A transgender is a person identifying with a different gender than that assigned at their birth and Wikipedia defines non-binary or genderqueer people as “having two or more genders (being bigender or trigender); having no gender (agender, nongendered, genderless, gender-free or neutrois); moving between genders or having a fluctuating gender identity (genderfluid); being third gender or other-gendered (a category that includes those who do not place a name to their gender).”
This is a marginalized community that faces rejection, discrimination, bullying, harassment, and violence very often. Moreover, they have limited access to opportunities and facilities as opposed to their cisgender peers (people whose gender identity aligns with their sex at birth).
A study published in the “American Journal of Preventive Medicine” showed that gender minority students are two to four times more likely to experience mental health issues than others. The most common disorders affecting them are depression, anxiety, eating disorders, and suicidal tendencies.

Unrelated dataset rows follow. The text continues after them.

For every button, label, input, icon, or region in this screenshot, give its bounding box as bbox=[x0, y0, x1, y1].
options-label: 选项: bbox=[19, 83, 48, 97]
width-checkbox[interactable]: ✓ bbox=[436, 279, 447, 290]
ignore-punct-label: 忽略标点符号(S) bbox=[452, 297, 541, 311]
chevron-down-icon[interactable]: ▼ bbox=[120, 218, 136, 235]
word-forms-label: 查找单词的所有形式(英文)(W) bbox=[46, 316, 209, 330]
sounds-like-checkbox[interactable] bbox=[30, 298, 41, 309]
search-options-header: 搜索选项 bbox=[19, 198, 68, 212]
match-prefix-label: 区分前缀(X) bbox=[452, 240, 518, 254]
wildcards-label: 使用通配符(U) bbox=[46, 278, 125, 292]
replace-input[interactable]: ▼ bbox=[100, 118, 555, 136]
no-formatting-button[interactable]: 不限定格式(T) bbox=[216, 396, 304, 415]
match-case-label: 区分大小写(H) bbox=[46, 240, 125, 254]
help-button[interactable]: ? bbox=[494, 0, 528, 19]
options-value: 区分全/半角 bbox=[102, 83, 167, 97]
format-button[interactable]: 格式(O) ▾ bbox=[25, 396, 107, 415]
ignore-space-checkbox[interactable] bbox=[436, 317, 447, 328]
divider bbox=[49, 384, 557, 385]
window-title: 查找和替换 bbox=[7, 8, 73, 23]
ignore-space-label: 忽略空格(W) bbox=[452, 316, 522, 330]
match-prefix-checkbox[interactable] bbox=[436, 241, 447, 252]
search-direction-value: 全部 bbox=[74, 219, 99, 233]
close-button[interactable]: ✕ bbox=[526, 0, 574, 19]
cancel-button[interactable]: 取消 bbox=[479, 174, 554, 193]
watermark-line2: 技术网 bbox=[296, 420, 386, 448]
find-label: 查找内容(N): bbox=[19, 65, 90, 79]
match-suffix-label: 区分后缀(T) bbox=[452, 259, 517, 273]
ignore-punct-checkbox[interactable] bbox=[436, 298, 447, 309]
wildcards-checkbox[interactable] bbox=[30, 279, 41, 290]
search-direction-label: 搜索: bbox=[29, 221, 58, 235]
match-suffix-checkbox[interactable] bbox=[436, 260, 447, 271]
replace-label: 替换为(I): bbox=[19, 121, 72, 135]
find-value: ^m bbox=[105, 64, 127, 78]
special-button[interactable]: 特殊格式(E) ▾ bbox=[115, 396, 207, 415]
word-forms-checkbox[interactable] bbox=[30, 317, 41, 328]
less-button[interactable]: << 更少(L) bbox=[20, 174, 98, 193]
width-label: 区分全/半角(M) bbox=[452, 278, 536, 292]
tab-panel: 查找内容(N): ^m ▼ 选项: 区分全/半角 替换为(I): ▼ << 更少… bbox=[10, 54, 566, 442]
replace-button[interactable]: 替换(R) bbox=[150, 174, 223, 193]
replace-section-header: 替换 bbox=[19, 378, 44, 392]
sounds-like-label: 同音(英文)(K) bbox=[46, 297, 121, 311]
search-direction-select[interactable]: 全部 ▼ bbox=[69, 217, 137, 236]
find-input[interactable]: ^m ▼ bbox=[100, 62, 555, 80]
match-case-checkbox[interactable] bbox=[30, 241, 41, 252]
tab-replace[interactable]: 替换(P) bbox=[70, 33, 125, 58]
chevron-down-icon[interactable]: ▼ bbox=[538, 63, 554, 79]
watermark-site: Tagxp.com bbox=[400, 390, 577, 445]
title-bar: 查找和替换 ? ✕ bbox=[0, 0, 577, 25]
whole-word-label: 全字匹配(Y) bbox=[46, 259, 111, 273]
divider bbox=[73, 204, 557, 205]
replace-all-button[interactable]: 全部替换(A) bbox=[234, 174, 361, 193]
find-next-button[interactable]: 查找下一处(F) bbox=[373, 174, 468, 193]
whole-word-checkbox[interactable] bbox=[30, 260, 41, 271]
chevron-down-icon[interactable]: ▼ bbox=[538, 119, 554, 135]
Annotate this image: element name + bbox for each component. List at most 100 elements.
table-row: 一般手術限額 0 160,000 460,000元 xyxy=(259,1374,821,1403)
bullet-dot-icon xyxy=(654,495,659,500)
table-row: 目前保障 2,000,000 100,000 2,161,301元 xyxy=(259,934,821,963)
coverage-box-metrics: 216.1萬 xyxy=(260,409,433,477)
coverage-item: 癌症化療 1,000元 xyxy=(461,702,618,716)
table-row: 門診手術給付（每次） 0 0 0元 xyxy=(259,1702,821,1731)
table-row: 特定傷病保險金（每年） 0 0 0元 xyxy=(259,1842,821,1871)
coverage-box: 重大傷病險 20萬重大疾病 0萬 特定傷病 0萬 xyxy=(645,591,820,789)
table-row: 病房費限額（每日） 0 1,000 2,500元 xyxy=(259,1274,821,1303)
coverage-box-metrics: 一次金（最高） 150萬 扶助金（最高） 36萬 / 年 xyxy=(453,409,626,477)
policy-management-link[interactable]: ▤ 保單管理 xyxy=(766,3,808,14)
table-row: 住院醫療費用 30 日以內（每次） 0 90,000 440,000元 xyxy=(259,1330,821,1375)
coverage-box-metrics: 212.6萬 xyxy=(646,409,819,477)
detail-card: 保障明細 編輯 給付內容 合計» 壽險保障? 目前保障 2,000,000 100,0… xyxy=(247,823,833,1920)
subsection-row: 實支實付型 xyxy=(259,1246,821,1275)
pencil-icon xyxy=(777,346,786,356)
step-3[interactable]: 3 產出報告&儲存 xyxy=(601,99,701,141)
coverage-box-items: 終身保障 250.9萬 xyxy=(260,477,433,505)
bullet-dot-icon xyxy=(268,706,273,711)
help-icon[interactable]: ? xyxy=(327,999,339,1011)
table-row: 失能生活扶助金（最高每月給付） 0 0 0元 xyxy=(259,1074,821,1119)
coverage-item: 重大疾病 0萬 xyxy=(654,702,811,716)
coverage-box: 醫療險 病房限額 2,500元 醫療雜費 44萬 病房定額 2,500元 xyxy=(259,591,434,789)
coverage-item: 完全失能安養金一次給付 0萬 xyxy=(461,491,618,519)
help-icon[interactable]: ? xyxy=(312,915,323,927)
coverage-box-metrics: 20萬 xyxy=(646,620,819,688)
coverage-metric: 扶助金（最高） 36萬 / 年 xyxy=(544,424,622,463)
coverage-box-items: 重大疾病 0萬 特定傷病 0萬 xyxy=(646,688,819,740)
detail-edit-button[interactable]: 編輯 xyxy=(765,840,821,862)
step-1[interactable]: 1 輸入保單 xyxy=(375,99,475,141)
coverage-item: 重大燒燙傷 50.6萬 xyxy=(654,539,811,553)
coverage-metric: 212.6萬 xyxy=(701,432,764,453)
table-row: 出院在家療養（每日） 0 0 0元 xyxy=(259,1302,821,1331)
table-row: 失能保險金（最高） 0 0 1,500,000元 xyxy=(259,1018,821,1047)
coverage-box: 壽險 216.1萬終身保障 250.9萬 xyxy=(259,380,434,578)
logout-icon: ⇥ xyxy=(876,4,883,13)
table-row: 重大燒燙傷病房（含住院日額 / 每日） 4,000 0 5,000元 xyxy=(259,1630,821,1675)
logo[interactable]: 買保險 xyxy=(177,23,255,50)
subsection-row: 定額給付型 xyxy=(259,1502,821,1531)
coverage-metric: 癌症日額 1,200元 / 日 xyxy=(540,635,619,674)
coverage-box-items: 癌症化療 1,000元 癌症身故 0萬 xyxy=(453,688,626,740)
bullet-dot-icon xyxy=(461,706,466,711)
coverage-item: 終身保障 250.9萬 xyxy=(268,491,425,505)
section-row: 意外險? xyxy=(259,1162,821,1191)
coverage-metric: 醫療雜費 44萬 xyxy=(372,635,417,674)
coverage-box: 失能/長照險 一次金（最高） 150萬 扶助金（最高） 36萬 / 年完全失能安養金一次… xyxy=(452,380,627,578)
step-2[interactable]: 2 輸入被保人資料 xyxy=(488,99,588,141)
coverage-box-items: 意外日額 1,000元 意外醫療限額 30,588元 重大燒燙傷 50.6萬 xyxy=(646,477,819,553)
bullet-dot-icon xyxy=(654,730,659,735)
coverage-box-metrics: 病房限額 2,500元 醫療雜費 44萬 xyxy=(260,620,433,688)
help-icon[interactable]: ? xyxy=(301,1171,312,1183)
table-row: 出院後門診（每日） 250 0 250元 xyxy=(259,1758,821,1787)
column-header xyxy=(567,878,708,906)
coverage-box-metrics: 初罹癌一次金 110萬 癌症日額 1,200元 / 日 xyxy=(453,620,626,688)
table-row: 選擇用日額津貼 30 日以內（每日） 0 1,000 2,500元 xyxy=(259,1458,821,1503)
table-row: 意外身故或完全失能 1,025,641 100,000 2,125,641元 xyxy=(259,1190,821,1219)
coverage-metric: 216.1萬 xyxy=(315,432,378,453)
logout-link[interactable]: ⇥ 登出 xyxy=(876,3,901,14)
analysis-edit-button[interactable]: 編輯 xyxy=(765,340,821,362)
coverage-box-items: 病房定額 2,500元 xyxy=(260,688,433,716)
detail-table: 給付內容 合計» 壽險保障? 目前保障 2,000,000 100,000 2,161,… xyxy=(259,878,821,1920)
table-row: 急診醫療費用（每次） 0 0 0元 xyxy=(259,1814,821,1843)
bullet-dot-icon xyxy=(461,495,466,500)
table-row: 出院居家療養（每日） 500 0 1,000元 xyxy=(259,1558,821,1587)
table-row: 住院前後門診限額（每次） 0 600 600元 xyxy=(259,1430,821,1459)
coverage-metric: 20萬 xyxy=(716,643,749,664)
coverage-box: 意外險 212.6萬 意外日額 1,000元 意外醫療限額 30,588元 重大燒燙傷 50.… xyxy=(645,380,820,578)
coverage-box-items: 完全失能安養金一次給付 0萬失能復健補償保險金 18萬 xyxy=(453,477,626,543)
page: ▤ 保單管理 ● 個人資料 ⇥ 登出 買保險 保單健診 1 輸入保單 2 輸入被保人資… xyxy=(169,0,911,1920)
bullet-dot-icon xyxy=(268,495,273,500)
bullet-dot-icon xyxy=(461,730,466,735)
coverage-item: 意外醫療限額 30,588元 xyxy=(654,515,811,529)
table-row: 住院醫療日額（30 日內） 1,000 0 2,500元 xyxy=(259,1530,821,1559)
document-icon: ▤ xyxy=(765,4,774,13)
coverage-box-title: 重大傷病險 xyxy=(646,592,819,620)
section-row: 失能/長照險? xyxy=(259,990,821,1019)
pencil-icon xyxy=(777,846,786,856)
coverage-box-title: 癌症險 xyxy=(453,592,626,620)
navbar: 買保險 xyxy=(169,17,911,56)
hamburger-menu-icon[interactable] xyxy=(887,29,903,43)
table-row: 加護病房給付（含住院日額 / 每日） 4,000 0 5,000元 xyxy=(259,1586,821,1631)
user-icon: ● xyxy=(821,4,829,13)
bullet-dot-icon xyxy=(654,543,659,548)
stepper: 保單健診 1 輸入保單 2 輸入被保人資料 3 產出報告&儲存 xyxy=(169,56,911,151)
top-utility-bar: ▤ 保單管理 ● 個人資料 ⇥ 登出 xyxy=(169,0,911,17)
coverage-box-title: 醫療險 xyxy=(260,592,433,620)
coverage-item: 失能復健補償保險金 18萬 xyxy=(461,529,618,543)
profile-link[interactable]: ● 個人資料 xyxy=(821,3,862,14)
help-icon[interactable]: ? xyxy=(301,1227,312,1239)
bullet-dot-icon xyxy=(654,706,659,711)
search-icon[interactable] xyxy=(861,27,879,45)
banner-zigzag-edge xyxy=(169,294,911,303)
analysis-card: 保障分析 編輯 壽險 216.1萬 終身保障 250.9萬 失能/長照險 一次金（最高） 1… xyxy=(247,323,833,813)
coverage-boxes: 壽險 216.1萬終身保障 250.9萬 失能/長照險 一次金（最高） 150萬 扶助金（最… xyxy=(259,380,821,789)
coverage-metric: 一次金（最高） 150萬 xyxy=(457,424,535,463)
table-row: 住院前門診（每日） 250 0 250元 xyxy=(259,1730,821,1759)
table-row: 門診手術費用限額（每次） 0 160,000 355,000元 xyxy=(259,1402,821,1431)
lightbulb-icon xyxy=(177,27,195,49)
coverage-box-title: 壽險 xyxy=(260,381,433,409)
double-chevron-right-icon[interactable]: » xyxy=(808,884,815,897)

Studies have found that 51.4% of transgender women and 48.3% of transgender men experience depression and 40.4% of transgender women and 47.5% of transgender men experience anxiety.
In addition to the stigma, there is a lot of misgendering, invalidation, and presumptions surrounding the identity of these people. This results in their isolation, poor self-image, and self-harming behaviours among other things. The fear of mistreatment and the lack of gender-affirming therapists prevents trans and nonbinary people from seeking therapy and makes them prefer self-medication.